A cette époque, les chrétiens sont toujours majoritaires dans le pays, et disposent donc d'une majorité de sièges au parlement. Cependant, le dernier recensement a été effectué en 1932, et il n'y en aura plus jamais, ce sujet étant extrêmement sensible, puisqu'il est la base de la répartition du pouvoir dans l'état. Au point de vue économique et social, la bourgeoisie maronite s'est beaucoup développée durant le mandat français, et a dépassé la bourgeoisie sunnite, qui jusqu'alors dominait. Les chiites restent marginalisés économiquement. Les inégalités sociales sont élevés dans toutes les communautés, les « grandes familles » captent la majeur partie des revenues, contrôlent l'économie et les partis politiques. La population est ethniquement homogène (arabo-phéniciennes), et le développement des centres intellectuels, remarquable depuis la fin du XIXème, attestent du développement d'une culture spécifiquement libanaise. S'ouvre une période célébrée par certains comme un âge d'or, qui pourtant s'achèvera dans le sang.

Dans le prochain article, nous verrons comment l'âge de « la Suisse du moyen orient » conduira à la guerre civile, et comment les interventions étrangères rallongeront le conflit, faisant du confetti libanais le terrain d’affrontement de toutes les puissances régionales et internationales.



5 réactions


  • Passante Passante 25 janvier 17:16

    à cette étape, quelques minces oublis :

    les mûriers couvrant toute la plaine blanche de Beyrouth, vus par Nerval en 43.

    et en ce début des années 40, la chute de l’Emirat du Liban,

    très important ça, la clef de tout,

    bien avant l’installation, cent ans plus tard, du gnome-clone actuel.

    autre oubli ? ces dates...

    22 novembre 1943 indépendance, qu’on dit ?

    que se passe-t-il à Alger ?

    c’est l’anniversaire des 53 ans du Général De Gaulle.

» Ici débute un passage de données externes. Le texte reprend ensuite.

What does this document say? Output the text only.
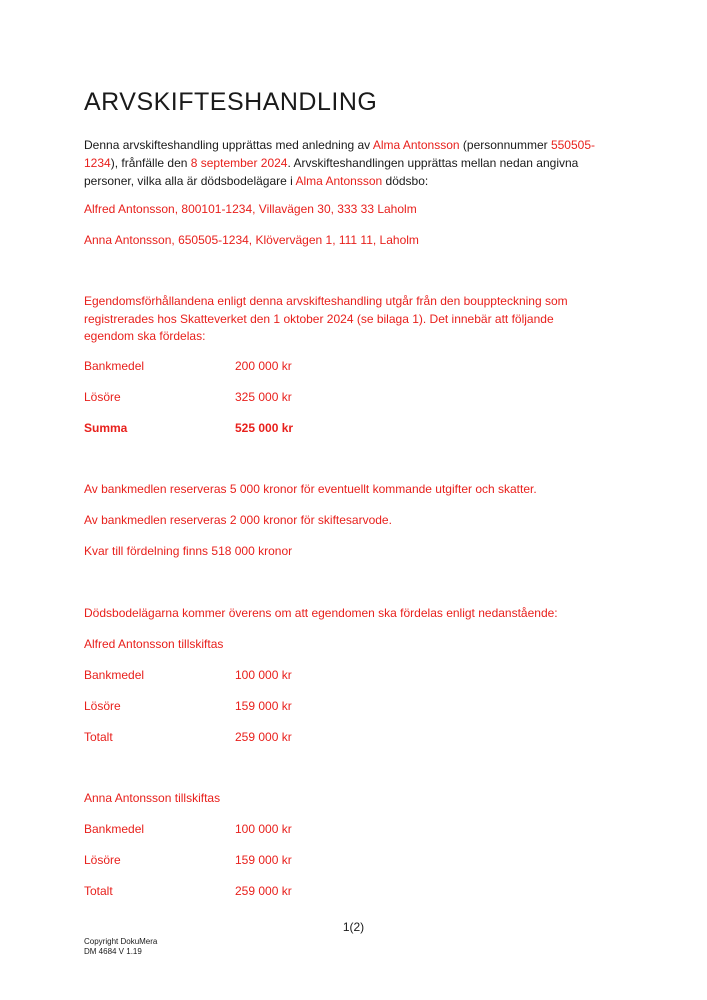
ARVSKIFTESHANDLING

Denna arvskifteshandling upprättas med anledning av Alma Antonsson (personnummer 550505-1234), frånfälle den 8 september 2024. Arvskifteshandlingen upprättas mellan nedan angivna personer, vilka alla är dödsbodelägare i Alma Antonsson dödsbo:

Alfred Antonsson, 800101-1234, Villavägen 30, 333 33 Laholm
Anna Antonsson, 650505-1234, Klövervägen 1, 111 11, Laholm
Egendomsförhållandena enligt denna arvskifteshandling utgår från den bouppteckning som
registrerades hos Skatteverket den 1 oktober 2024 (se bilaga 1). Det innebär att följande
egendom ska fördelas:
Bankmedel	200 000 kr
Lösöre	325 000 kr
Summa	525 000 kr
Av bankmedlen reserveras 5 000 kronor för eventuellt kommande utgifter och skatter.
Av bankmedlen reserveras 2 000 kronor för skiftesarvode.
Kvar till fördelning finns 518 000 kronor
Dödsbodelägarna kommer överens om att egendomen ska fördelas enligt nedanstående:
Alfred Antonsson tillskiftas
Bankmedel	100 000 kr
Lösöre	159 000 kr
Totalt	259 000 kr
Anna Antonsson tillskiftas
Bankmedel	100 000 kr
Lösöre	159 000 kr
Totalt	259 000 kr
1(2)
Copyright DokuMera
DM 4684 V 1.19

    et que se passera-t-il à Dallas le 22 novembre 63 ?..

    et puis attends, on est en 43, au cœur du cœur de La Guerre,

    y’a pas un aut’ pays né comme ça, de la guerre, dans la guerre,

    comme un programme de guerre froide


    • adeline 25 janvier 17:32

      @Passante
      on dirait du panda ou du pallas, je ne comprends pas votre commentaire.


    • Opposition contrôlée Opposition contrôlée 25 janvier 17:49

      @Passante

      en ce début des années 40, la chute de l’Emirat du Liban, très important ça, la clef de tout

      Bof, l’Emirat était une limite administrative ottomane plus qu’un état. Et sa chute a été conduite par l’intervention des égyptiens, ce qui cité dans l’article.

      « parfum de guerre froide » c’est anticiper sur les faits, c’est surtout avec Nasser que la guerre froide s’installera dans la région.


  • Abou Antoun Abou Antoun 26 janvier 11:52

    Pendant qu’a Paris, le pouvoir joue aux « bouffeurs de curés », pour le reste de l’empire, la laïcité n’est pas à l’ordre du jour, bien au contraire.

    Exact ! La République utilise alors des ’Associations’ pour ne pas traiter directement avec des organisations cléricales (Compagnie de Jésus) et favoriser l’enseignement confessionnel de langue française (Université Saint Joseph pour le supérieur). Cette politique sera poursuivie jusqu’à nos jours pendant la 4° et la °5° république.

    Votre article, bien documenté, est un rappel salutaire de l’histoire compliquée de la région. Lorsqu’on voit Macron, qui croit que la Guyane est une île, débarquer avec ses sabots on ne peut que sourire.


    • Opposition contrôlée Opposition contrôlée 26 janvier 19:15

      @Abou Antoun

      Votre article, bien documenté, est un rappel salutaire de l’histoire compliquée de la région.

      Merci, mais en me relisant (j’ai écrit cela il y a bien longtemps) je ne suis pas très satisfait de moi. Je regrette presque de l’avoir publié, mais à vrai dire ce n’est que le préambule de la partie intéressante, à savoir : guerre civile et Liban contemporain. Je ferai un effort de rédaction pour la suite.